This post is part of a series on parenting mistakes I have made. I am sharing those here in hopes that some of you may be encouraged that you are not alone in making mistakes and also to hopefully keep you from making these same mistakes.
One of the mistakes I regret the most happened when I strongly suspecting one of my children was lying. The thing is, I had no way of proving it, just a very strong suspicion. Here’s what happened:
Just after my son had been playing alone in the backyard, I noticed that the concrete bird bath had been toppled over and broken into pieces. I immediately suspected that he had something to do with it, so I called him into my room and questioned him about it.
He immediately and confidently, too confidently, I thought, said that he didn’t do it.

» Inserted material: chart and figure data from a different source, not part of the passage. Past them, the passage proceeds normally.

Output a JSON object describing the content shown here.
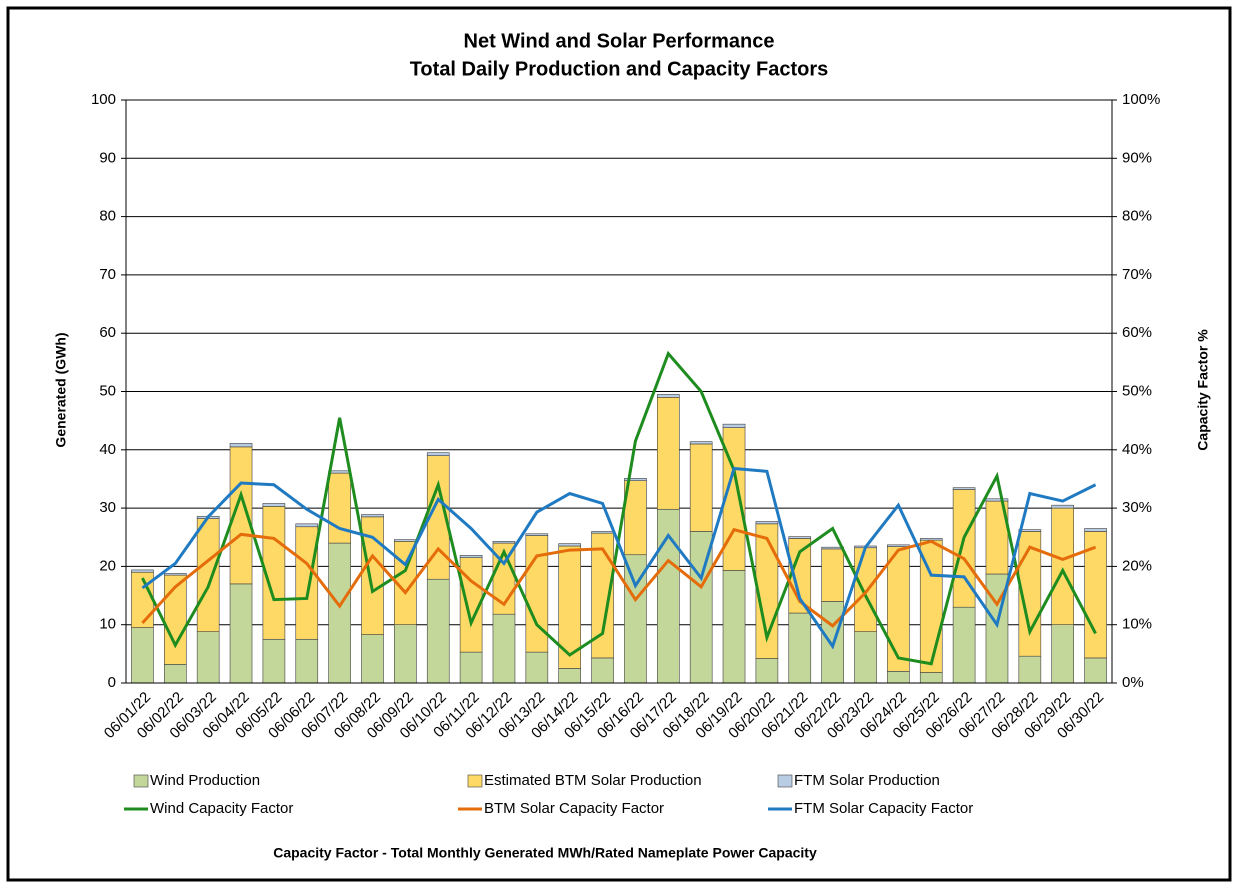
{
  "chart_data": {
    "type": "bar",
    "title": "Net Wind and Solar Performance",
    "subtitle": "Total Daily Production and Capacity Factors",
    "y_label": "Generated (GWh)",
    "y2_label": "Capacity Factor %",
    "footnote": "Capacity Factor  - Total Monthly Generated MWh/Rated Nameplate Power Capacity",
    "categories": [
      "06/01/22",
      "06/02/22",
      "06/03/22",
      "06/04/22",
      "06/05/22",
      "06/06/22",
      "06/07/22",
      "06/08/22",
      "06/09/22",
      "06/10/22",
      "06/11/22",
      "06/12/22",
      "06/13/22",
      "06/14/22",
      "06/15/22",
      "06/16/22",
      "06/17/22",
      "06/18/22",
      "06/19/22",
      "06/20/22",
      "06/21/22",
      "06/22/22",
      "06/23/22",
      "06/24/22",
      "06/25/22",
      "06/26/22",
      "06/27/22",
      "06/28/22",
      "06/29/22",
      "06/30/22"
    ],
    "stacked": true,
    "grid": true,
    "ylim": [
      0,
      100
    ],
    "yticks": [
      0,
      10,
      20,
      30,
      40,
      50,
      60,
      70,
      80,
      90,
      100
    ],
    "y2lim": [
      0,
      100
    ],
    "y2ticks": [
      {
        "value": 0,
        "label": "0%"
      },
      {
        "value": 10,
        "label": "10%"
      },
      {
        "value": 20,
        "label": "20%"
      },
      {
        "value": 30,
        "label": "30%"
      },
      {
        "value": 40,
        "label": "40%"
      },
      {
        "value": 50,
        "label": "50%"
      },
      {
        "value": 60,
        "label": "60%"
      },
      {
        "value": 70,
        "label": "70%"
      },
      {
        "value": 80,
        "label": "80%"
      },
      {
        "value": 90,
        "label": "90%"
      },
      {
        "value": 100,
        "label": "100%"
      }
    ],
    "series": [
      {
        "name": "Wind Production",
        "kind": "bar",
        "color": "#c4d79b",
        "values": [
          9.5,
          3.2,
          8.8,
          17,
          7.5,
          7.5,
          24,
          8.3,
          10,
          17.8,
          5.3,
          11.8,
          5.3,
          2.5,
          4.3,
          22,
          29.8,
          26,
          19.3,
          4.2,
          12,
          14,
          8.8,
          2,
          1.8,
          13,
          18.7,
          4.6,
          10,
          4.3
        ]
      },
      {
        "name": "Estimated BTM Solar Production",
        "kind": "bar",
        "color": "#ffd966",
        "values": [
          9.5,
          15.3,
          19.4,
          23.5,
          22.8,
          19.3,
          12,
          20.2,
          14.3,
          21.2,
          16.2,
          12.2,
          20,
          21,
          21.4,
          12.7,
          19.2,
          15,
          24.5,
          23.1,
          12.8,
          9,
          14.4,
          21.4,
          22.7,
          20.2,
          12.5,
          21.4,
          20,
          21.7
        ]
      },
      {
        "name": "FTM Solar Production",
        "kind": "bar",
        "color": "#b8cce4",
        "values": [
          0.4,
          0.3,
          0.4,
          0.6,
          0.5,
          0.5,
          0.4,
          0.4,
          0.3,
          0.5,
          0.4,
          0.3,
          0.3,
          0.4,
          0.3,
          0.4,
          0.5,
          0.4,
          0.6,
          0.4,
          0.3,
          0.3,
          0.3,
          0.3,
          0.3,
          0.3,
          0.4,
          0.3,
          0.5,
          0.5
        ]
      },
      {
        "name": "Wind Capacity Factor",
        "kind": "line",
        "axis": "y2",
        "color": "#1e8c1e",
        "values": [
          18,
          6.5,
          16.5,
          32.3,
          14.3,
          14.5,
          45.5,
          15.7,
          19.3,
          34,
          10.3,
          22.5,
          10,
          4.8,
          8.5,
          41.5,
          56.5,
          50,
          36.5,
          7.8,
          22.5,
          26.5,
          15,
          4.3,
          3.3,
          25,
          35.5,
          8.8,
          19.3,
          8.5
        ]
      },
      {
        "name": "BTM Solar Capacity Factor",
        "kind": "line",
        "axis": "y2",
        "color": "#e46c0a",
        "values": [
          10.3,
          16.5,
          21,
          25.5,
          24.8,
          20.5,
          13.2,
          21.8,
          15.5,
          23,
          17.5,
          13.5,
          21.8,
          22.8,
          23,
          14.3,
          21,
          16.5,
          26.3,
          24.8,
          14,
          9.8,
          15.5,
          22.8,
          24.3,
          21.3,
          13.5,
          23.3,
          21.2,
          23.3
        ]
      },
      {
        "name": "FTM Solar Capacity Factor",
        "kind": "line",
        "axis": "y2",
        "color": "#1f7ac2",
        "values": [
          16.3,
          20.5,
          28.5,
          34.3,
          34,
          29.8,
          26.5,
          25,
          20.3,
          31.5,
          26.5,
          20.5,
          29.3,
          32.5,
          30.8,
          16.7,
          25.3,
          18,
          36.8,
          36.3,
          14.5,
          6.3,
          23.3,
          30.5,
          18.5,
          18.2,
          10,
          32.5,
          31.2,
          34
        ]
      }
    ]
  }
}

I felt certain that he had done it and was lying to keep out of trouble. After all he had just been out there, and everyone else was playing elsewhere. Who else could have done it? It had to be him. Circumstantial evidence was supporting my suspicions.

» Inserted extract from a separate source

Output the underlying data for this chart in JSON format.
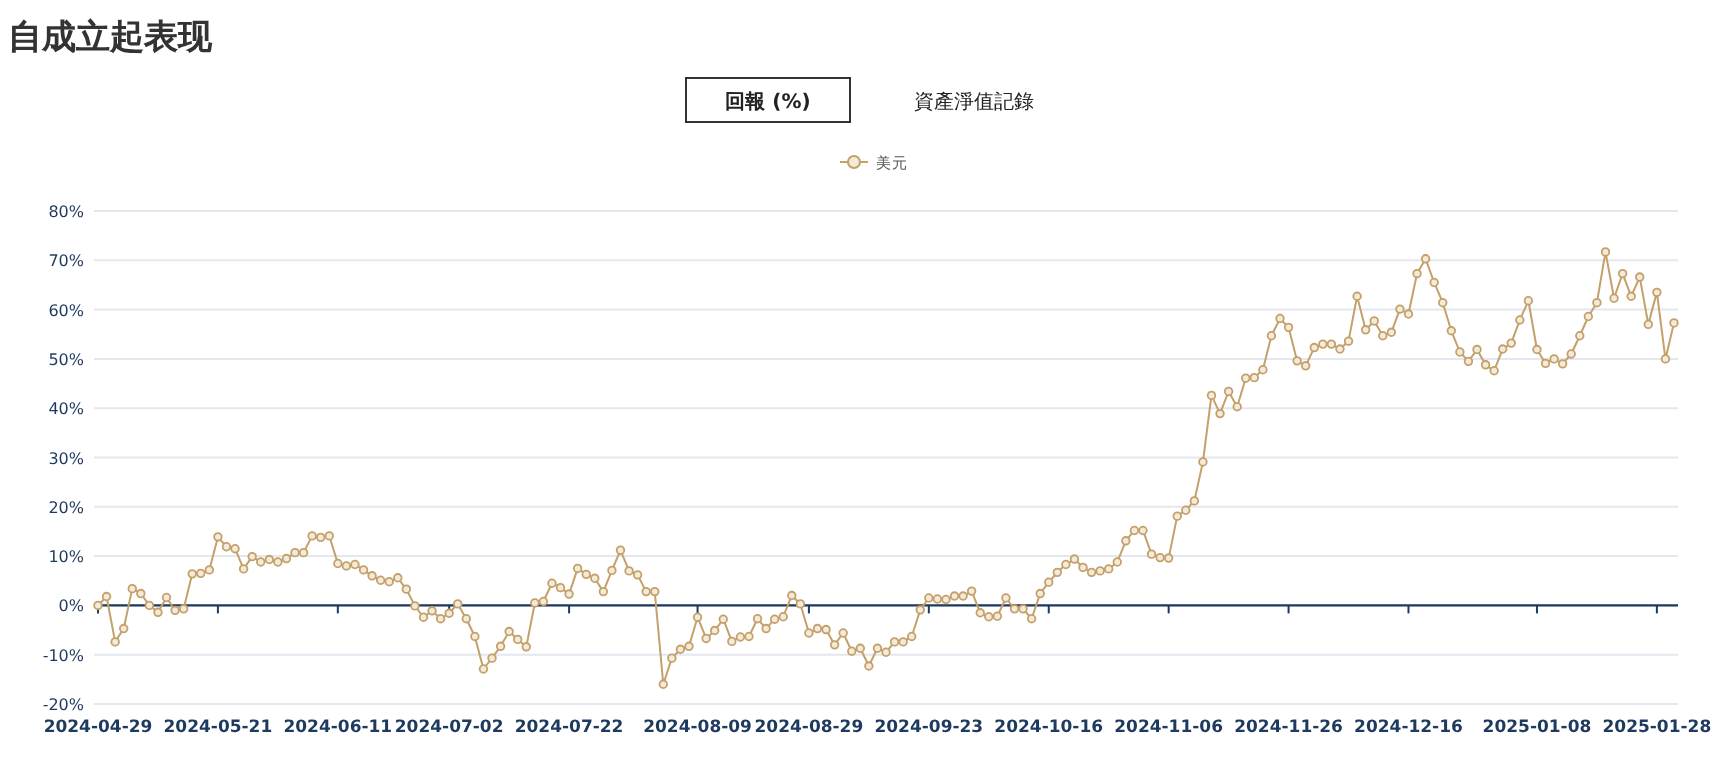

I went over all the above details and told him I knew he was lying and he had better confess. He stuck to his story and I stuck to my guns.

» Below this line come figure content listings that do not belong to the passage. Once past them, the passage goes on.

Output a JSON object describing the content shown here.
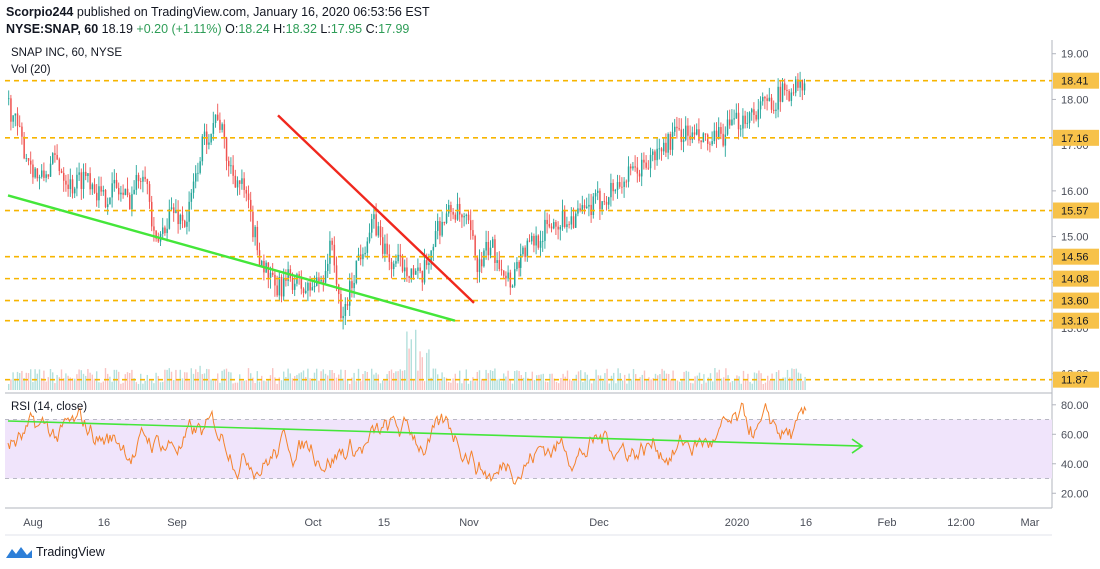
{
  "header": {
    "line1": "Scorpio244 published on TradingView.com, January 16, 2020 06:53:56 EST",
    "symbol": "NYSE:SNAP, 60",
    "last": "18.19",
    "change": "+0.20 (+1.11%)",
    "o_label": "O:",
    "o": "18.24",
    "h_label": "H:",
    "h": "18.32",
    "l_label": "L:",
    "l": "17.95",
    "c_label": "C:",
    "c": "17.99"
  },
  "pane": {
    "title": "SNAP INC, 60, NYSE",
    "vol_label": "Vol (20)",
    "rsi_label": "RSI (14, close)"
  },
  "footer": {
    "brand": "TradingView",
    "logo_icon": "tradingview-logo-icon"
  },
  "colors": {
    "up": "#26a69a",
    "down": "#ef5350",
    "level": "#f7b500",
    "level_box": "#f7c24a",
    "resistance": "#f0281e",
    "support": "#44e63a",
    "rsi_line": "#f4832d",
    "rsi_band": "#f0e4fb",
    "rsi_trend": "#44e63a"
  },
  "chart_data": [
    {
      "type": "candlestick",
      "title": "SNAP INC, 60, NYSE",
      "price_axis_ticks": [
        "19.00",
        "18.00",
        "17.00",
        "16.00",
        "15.00",
        "14.00",
        "13.00",
        "12.00"
      ],
      "ylim": [
        11.6,
        19.3
      ],
      "time_axis_ticks": [
        "Aug",
        "16",
        "Sep",
        "Oct",
        "15",
        "Nov",
        "Dec",
        "2020",
        "16",
        "Feb",
        "12:00",
        "Mar"
      ],
      "horizontal_levels": [
        18.41,
        17.16,
        15.57,
        14.56,
        14.08,
        13.6,
        13.16,
        11.87
      ],
      "price_path": [
        [
          0,
          17.9
        ],
        [
          0.03,
          16.9
        ],
        [
          0.06,
          16.2
        ],
        [
          0.09,
          16.7
        ],
        [
          0.12,
          16.1
        ],
        [
          0.15,
          16.4
        ],
        [
          0.18,
          15.8
        ],
        [
          0.2,
          16.1
        ],
        [
          0.23,
          15.8
        ],
        [
          0.26,
          16.6
        ],
        [
          0.28,
          14.7
        ],
        [
          0.31,
          15.6
        ],
        [
          0.34,
          15.3
        ],
        [
          0.37,
          17.0
        ],
        [
          0.4,
          17.7
        ],
        [
          0.42,
          16.6
        ],
        [
          0.45,
          16.0
        ],
        [
          0.48,
          14.6
        ],
        [
          0.51,
          13.8
        ],
        [
          0.54,
          14.1
        ],
        [
          0.57,
          13.8
        ],
        [
          0.6,
          14.1
        ],
        [
          0.62,
          14.9
        ],
        [
          0.635,
          13.1
        ],
        [
          0.65,
          13.7
        ],
        [
          0.67,
          14.6
        ],
        [
          0.7,
          15.3
        ],
        [
          0.73,
          14.4
        ],
        [
          0.76,
          14.4
        ],
        [
          0.79,
          14.0
        ],
        [
          0.82,
          15.2
        ],
        [
          0.85,
          15.6
        ],
        [
          0.88,
          15.2
        ],
        [
          0.9,
          14.3
        ],
        [
          0.92,
          14.8
        ],
        [
          0.94,
          14.5
        ],
        [
          0.96,
          14.0
        ],
        [
          0.98,
          14.6
        ]
      ],
      "price_path_part2": [
        [
          0,
          14.6
        ],
        [
          0.06,
          15.3
        ],
        [
          0.12,
          15.5
        ],
        [
          0.18,
          16.1
        ],
        [
          0.24,
          16.6
        ],
        [
          0.3,
          17.3
        ],
        [
          0.36,
          17.0
        ],
        [
          0.42,
          17.6
        ],
        [
          0.48,
          18.0
        ],
        [
          0.52,
          18.3
        ],
        [
          0.54,
          18.2
        ]
      ],
      "trendlines": [
        {
          "name": "resistance",
          "from": [
            "Sep",
            17.65
          ],
          "to": [
            "Nov",
            13.55
          ]
        },
        {
          "name": "support",
          "from": [
            "Aug",
            15.9
          ],
          "to": [
            "Nov",
            13.16
          ]
        }
      ]
    },
    {
      "type": "line",
      "title": "RSI (14, close)",
      "axis_ticks": [
        "80.00",
        "60.00",
        "40.00",
        "20.00"
      ],
      "ylim": [
        10,
        88
      ],
      "band": [
        30,
        70
      ],
      "trendline": {
        "from": 69,
        "to": 52
      }
    }
  ]
}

After a very lengthy session of “You are lying” and “No, I’m not,” he finally confessed, although very grudgingly.
Years later, through many bitter tears he told me I had actually coerced him into lying. He had not really done it, but in order to stop my torturous accusations, he lied and told me he had. (We together concluded our large dog must have done it.)
Can you imagine my horror and shame? My own son could not trust me to protect him. From ME.
It took time and many tearful apologies from me to heal the wounds and mistrust that I caused him through my accusations.
Because of that incident and the damage done, my policy now is that unless I can prove a misdeed with conclusive evidence beyond a shadow of a doubt, I do not accuse.
I will ask for a confession, and I pray aloud for the guilty party to be racked with so much guilt that they will confess and repent.
Recently, we had an issue of unauthorized cutting of the baby’s hair. I knew she couldn’t have done it herself, because a big gap was neatly cut in the back. No one would admit doing it, but the baby repeatedly placed the blame on a certain sister. I was pretty sure the baby was right, but since I never got a confession, I did not accuse.
But every night during bedtime prayers, I asked God to lead the guilty party to confess and repent. She never did, and I have had to let it go. It is so important to me to never repeat the situation I put my son through, that I am willing to let a crime go unpunished, rather than falsely accuse a child ever again.
I hope to never repeat the awful mistake I made years ago, and I pray I won’t make other mistakes that have lasting effects like that one.
The thing is, now I have enough years of parenting experience that I know mistakes are inevitable. It’s the humility we have about those mistakes that can be a teachable moment for our children.
Of course, we don’t want to make mistakes, but when they happen, we can learn, along with our children, about the power of forgiveness and God’s amazing grace.